Ao também absolver o réu do crime de branqueamento de capitais, o ministro revisor lembrou que, sobre este item, três ministros rejeitaram a imputação na ocasião do recebimento da denúncia. Lewandowski observou que os ministros Eros Grau, Ayres Britto e Gilmar Mendes reconheceram que a conduta imputada ao réu era “atípica para caracterizar lavagem”. O ministro ainda qualificou de contradição por parte do Ministério Público o fato de ter acusado João Paulo Cunha do crime de formação de quadrilha”.

Citando o ministro Marco Aurélio, Lewandowski repetiu a frase atribuida ao colega: “O sistema não fecha.” "É o que diz o ministro quando este se depara com sequências ilógicas”, afirmou o revisor.

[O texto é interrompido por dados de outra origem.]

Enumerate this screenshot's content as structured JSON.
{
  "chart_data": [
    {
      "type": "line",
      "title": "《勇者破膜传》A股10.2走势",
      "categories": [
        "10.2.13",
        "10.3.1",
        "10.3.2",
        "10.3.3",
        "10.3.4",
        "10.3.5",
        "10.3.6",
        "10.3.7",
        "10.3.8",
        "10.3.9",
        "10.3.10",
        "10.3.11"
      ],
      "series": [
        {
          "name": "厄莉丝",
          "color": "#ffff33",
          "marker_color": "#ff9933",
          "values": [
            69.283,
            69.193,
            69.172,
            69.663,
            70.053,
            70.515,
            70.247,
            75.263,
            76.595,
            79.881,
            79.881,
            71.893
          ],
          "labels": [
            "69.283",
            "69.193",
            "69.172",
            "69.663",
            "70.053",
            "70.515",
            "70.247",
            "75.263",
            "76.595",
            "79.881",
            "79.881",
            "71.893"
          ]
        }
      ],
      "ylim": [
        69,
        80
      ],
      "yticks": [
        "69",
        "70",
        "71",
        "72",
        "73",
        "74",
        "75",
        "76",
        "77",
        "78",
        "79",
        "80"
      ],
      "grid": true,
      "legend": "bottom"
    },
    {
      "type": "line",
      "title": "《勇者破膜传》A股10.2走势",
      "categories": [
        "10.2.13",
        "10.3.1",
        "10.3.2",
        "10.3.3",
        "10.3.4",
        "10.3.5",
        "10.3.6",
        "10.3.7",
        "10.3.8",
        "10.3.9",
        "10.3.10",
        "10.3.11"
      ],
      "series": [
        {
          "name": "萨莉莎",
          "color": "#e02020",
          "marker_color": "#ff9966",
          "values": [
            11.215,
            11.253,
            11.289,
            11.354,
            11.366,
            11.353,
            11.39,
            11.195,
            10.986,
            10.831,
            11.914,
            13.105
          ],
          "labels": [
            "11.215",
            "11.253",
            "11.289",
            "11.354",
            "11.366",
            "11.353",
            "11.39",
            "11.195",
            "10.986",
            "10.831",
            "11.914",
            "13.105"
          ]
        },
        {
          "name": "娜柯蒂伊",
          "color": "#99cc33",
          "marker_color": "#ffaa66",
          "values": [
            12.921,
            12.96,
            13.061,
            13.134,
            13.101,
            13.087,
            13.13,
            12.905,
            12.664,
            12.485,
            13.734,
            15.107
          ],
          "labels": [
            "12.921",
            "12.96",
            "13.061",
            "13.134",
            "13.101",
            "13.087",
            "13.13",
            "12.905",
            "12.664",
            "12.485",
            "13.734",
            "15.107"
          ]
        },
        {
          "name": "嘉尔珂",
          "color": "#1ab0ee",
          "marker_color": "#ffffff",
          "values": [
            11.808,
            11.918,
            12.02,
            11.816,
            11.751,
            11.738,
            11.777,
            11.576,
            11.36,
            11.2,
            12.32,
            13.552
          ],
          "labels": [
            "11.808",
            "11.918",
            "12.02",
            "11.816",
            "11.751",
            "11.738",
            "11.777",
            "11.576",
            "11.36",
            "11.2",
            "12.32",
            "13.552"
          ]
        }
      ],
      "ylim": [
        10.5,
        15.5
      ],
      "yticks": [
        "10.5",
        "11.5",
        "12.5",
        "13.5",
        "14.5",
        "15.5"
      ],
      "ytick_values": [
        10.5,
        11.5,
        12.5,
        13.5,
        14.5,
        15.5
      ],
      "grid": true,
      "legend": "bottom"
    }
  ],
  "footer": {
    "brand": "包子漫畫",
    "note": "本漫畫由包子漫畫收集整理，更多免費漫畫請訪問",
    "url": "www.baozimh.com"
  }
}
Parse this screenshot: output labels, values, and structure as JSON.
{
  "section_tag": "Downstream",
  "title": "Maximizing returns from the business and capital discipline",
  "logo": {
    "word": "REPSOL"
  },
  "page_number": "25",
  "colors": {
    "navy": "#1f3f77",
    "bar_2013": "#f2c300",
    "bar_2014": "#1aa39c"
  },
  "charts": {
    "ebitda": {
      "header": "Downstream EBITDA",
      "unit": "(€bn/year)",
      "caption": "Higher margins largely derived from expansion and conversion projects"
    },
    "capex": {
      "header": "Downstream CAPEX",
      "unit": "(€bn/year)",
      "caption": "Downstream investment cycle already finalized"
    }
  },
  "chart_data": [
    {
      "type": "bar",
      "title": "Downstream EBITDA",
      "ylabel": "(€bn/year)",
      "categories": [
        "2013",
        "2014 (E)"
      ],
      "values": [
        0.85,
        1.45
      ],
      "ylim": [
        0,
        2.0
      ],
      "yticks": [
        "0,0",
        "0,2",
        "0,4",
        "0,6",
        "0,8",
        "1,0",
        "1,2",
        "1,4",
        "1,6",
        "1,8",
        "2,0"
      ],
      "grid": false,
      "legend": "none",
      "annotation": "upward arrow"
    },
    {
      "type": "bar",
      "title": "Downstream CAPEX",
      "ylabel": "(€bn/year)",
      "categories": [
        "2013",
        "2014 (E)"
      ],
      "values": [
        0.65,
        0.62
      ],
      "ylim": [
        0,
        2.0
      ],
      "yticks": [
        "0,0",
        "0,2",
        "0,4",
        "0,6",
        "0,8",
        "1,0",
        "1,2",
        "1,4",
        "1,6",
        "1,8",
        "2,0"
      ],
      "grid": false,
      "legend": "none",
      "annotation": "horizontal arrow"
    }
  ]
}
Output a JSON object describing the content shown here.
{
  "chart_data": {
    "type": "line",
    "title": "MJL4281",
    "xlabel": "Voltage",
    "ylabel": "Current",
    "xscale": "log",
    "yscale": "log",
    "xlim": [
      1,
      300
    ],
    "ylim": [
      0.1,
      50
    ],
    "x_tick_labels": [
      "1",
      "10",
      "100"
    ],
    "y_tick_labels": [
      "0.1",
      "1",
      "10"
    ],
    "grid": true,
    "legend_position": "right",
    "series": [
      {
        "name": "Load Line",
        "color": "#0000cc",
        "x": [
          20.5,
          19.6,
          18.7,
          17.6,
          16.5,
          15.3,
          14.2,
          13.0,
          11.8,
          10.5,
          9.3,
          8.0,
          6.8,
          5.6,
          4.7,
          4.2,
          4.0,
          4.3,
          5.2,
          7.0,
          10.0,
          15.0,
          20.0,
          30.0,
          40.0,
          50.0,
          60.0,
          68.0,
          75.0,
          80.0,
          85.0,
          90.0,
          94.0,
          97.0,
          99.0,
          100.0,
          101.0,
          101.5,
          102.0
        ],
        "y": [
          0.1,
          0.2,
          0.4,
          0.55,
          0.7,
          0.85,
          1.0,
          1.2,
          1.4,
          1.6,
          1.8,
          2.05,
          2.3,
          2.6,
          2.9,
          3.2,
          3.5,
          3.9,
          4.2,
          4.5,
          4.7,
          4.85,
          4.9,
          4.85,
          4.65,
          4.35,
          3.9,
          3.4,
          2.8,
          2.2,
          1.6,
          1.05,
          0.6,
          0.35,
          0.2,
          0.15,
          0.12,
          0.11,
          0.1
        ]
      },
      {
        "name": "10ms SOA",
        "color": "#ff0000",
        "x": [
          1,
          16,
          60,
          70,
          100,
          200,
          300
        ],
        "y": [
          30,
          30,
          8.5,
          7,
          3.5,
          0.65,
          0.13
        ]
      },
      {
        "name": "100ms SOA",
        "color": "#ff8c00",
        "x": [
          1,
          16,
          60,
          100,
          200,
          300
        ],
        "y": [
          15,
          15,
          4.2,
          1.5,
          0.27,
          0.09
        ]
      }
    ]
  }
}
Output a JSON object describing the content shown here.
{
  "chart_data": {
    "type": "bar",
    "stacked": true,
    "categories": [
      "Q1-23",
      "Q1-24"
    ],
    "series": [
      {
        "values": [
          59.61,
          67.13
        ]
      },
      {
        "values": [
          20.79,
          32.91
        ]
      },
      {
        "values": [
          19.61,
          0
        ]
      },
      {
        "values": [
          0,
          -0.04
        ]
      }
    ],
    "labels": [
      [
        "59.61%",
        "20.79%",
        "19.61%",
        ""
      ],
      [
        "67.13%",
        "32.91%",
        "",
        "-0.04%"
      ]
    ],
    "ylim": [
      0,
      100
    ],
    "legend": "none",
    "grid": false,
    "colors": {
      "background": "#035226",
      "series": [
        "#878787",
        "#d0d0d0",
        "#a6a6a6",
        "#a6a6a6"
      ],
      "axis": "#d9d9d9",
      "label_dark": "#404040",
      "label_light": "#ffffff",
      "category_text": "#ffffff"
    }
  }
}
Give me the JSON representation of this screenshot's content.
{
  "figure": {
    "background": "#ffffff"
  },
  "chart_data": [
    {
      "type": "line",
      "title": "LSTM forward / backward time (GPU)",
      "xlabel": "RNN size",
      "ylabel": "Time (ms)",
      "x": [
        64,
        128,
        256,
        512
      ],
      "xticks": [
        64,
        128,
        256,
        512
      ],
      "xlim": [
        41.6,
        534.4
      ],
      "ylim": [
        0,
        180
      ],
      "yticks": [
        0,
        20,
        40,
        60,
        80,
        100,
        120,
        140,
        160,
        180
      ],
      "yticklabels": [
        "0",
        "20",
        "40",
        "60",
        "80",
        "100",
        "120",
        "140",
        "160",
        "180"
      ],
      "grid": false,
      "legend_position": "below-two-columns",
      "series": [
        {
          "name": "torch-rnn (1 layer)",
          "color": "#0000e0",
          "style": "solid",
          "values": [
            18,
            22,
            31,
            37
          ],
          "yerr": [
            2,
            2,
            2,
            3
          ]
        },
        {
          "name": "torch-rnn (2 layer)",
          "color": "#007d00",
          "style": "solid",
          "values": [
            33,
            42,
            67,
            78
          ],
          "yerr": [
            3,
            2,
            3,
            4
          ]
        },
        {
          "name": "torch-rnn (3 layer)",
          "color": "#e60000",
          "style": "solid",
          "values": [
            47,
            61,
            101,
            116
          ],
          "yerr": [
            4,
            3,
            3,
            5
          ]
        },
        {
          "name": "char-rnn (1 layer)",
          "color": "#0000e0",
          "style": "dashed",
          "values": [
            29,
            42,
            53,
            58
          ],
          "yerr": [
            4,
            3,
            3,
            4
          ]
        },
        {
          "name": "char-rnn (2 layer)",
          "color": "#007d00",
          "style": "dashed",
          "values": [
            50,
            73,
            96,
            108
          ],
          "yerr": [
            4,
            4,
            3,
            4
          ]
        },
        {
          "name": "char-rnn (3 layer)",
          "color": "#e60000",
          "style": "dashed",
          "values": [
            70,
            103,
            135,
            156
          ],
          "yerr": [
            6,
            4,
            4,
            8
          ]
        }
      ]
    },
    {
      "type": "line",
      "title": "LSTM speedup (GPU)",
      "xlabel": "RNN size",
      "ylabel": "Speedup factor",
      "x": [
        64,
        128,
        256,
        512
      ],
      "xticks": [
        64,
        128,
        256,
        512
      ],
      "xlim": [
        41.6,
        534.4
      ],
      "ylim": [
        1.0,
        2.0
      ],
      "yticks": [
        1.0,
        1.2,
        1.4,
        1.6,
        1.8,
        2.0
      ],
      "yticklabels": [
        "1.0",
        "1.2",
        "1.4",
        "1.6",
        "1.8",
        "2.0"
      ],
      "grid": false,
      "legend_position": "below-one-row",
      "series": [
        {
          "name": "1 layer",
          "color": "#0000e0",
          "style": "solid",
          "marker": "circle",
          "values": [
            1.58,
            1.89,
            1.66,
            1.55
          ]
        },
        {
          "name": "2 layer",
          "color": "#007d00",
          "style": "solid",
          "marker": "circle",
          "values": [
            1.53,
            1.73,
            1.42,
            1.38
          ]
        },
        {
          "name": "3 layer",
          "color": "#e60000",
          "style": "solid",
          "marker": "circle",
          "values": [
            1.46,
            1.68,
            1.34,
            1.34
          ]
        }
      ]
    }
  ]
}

Pelas mesmas razões, o ministro revisor pediu a absolvição dos ex-sócios da SMP&B Propaganda, os publicitários Marcos Valério, Ramon Hollerbach e Cristiano Paz dos crimes de corrupção ativa e peculato. Ao contrário de João Paulo Cunha, os réus respondem por apenas um crime de peculato.

Réplica e tréplica
Ao final da sessão, o ministro Joaquim Barbosa avisou que, na segunda feira (27/8), quando o julgamento for retomado, irá responder às divergências colocadas pelo ministro revisor."Todas as respostas às duvidas trazidas pelo revisor encontram-se no meu voto. Deixo de adiantá-las dado o adiantado da hora. Me reservo para trazê-las na segunda-feira", disse Barbosa.

Ricardo Lewandowski, contudo, também solicitou a chance de se pronunciar sobre a "réplica"do relator, mas o presidente do STF, ministro Ayres Britto, observou que o artigo 21 do Regimento Interno concede ao relator a primazia de dirigir o processo. Lewandowski criticou o entendimento do presidente da corte, o qualificando como "leitura muito particular" daquele artigo.

"Então, peço que me reserve um espaço para responder às eventuais dúvidas. Se houver uma réplica deve haver uma tréplica", disse Lewandowski. "O regimento diz que cada ministro tem a oportunidade de se manifestar em pelo menos duas ocasiões", afirmou.

O ministro Ayres Britto explicou ao revisor que se o Plenário ficasse em um "vai e vem", o julgamento jamais seria concluído, mas Lewandowski não se deu por vencido. "Gostaria de sair daqui com a segurança de que numa eventual réplica eu teria uma tréplica", insistiu.

Lewandowski ainda questionou o presidente do STF sobre as prerrogativas do relator. "Então o relator tem preeminência sobre o revisor", disse. Ao que o ministro Ayres Britto respondeu: "O revisor tem um papel complementar, auxiliar".

"Se ficar assentado que não terei a tréplica, talvez, possa me ausentar do  Plenário quando vossa excelência for fazer as suas razões", disse Lewandowski ao relator ministro Joaquim Barbosa.

Ao final da sessão, um dos ministros presentes chegou a comentar que, por conta da objeção do revisor, os comentários do relator, que seriam feitos na segunda-feira "de forma improvisada", agora serão apresentados de "forma articulada" como forma "de esclarecer os demais ministros sobre as dúvidas colocadas pelo revisor".